Update on Service Resilience

If you've been using our services over the last couple of weeks, you're certain to have noticed a noticeable dropoff in our reliability. In particular, while there's been some small periods of general unavailability for other reasons such as network instability (which we're currently working with our network provider on), the worrying outages have related to repeated partial outages of upload functionality that were not detected by our healthcheck stack, which primarily looks at availability of the service as a whole.

There's some background to all of this. I've been working hard to make changes to some of our underlying tech that sits upstream of our main cluster, both for resilience and performance but also to decrease our cost base. We've been using BunnyCDN (affiliate link) to do this.

And to be clear, it's not Bunny's service that is causing the errors. It's that the changes being made require configuration in our cluster to support, and there have been some challenges in setting this up. This is both due to accumulated tech debt, previous misconfigurations, and in some cases just a lack of skill in configuring certain components, particularly Kubernetes Container Network Interfaces.

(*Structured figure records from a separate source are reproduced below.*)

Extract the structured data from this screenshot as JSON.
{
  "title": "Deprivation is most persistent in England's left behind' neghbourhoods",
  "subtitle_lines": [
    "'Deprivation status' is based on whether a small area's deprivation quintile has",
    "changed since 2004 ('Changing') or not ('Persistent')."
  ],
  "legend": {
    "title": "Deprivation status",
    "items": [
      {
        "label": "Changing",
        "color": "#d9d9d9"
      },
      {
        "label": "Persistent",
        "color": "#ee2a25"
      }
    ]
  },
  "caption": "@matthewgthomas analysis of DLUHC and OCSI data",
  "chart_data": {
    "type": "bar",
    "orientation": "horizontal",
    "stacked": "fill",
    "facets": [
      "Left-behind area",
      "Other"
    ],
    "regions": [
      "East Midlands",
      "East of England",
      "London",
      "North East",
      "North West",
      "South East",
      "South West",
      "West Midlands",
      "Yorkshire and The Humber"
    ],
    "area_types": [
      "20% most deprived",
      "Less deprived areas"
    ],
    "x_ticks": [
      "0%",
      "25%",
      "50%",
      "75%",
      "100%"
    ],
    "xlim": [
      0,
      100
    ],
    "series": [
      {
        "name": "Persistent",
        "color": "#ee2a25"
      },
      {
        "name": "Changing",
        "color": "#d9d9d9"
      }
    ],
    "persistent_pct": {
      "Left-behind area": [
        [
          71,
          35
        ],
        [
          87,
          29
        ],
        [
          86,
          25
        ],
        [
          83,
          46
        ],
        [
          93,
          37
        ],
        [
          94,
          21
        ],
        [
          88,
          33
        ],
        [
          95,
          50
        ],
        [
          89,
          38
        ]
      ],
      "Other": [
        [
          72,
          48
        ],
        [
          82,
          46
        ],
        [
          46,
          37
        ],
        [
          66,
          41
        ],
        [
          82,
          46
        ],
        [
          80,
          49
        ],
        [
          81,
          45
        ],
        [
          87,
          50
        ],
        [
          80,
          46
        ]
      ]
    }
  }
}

But it's not all bad news. The use of keepalive connection pooling, reconfiguring flows to reduce overhead on uploads, and the tweaking of resource allocation across our services has lead to a significant increase in upload throughput and response times, both of which are really important to our continued growth and the success of our platforms.

The main issue that has been plaguing us over the last week or so has been intermittent failures of inter-service connectivity between Mastodon, Peertube and our object storage. This has recurred a number of times despite different steps being made to attempt to resolve it. For Peertube – this primarily impacts uploads. For Mastodon, it impacts both uploads and the caching of remote images, such as avatars and attachments to posts.

The root cause of this appears to have been some funky caching going on of some of the virtual IPs we use for load balancing purposes in our cluster. We made some changes to our load balancing algorithm to improve performance. These changes failed, and were rolled back. For the large part the rollback was successful, however some iptables or similar changes appear to have persisted somewhere, causing the intermittent failure.

With this is now (hopefully) more fully resolved, our attention turns to how best to prevent this from happening in the future. I'm currently working on a suite of tools to periodically test the functionality of uploads on our services – not just that landing pages load correctly, but that uploads are successfully hitting our backend and loading to object storage.

This will take some time to fully develop, test and deploy. In the meantime I'm going to be uplifting our log monitoring to more quickly detect and alert to backend failures.

This isn't the post I was hoping to make – I was hoping to talk about the success we've had in using Bunny to reduce our cost base while increasing service performance. That post will come in the future, but I wanted to take the time to talk through our struggles over the last few weeks to keep you all informed on our progress against these challenges.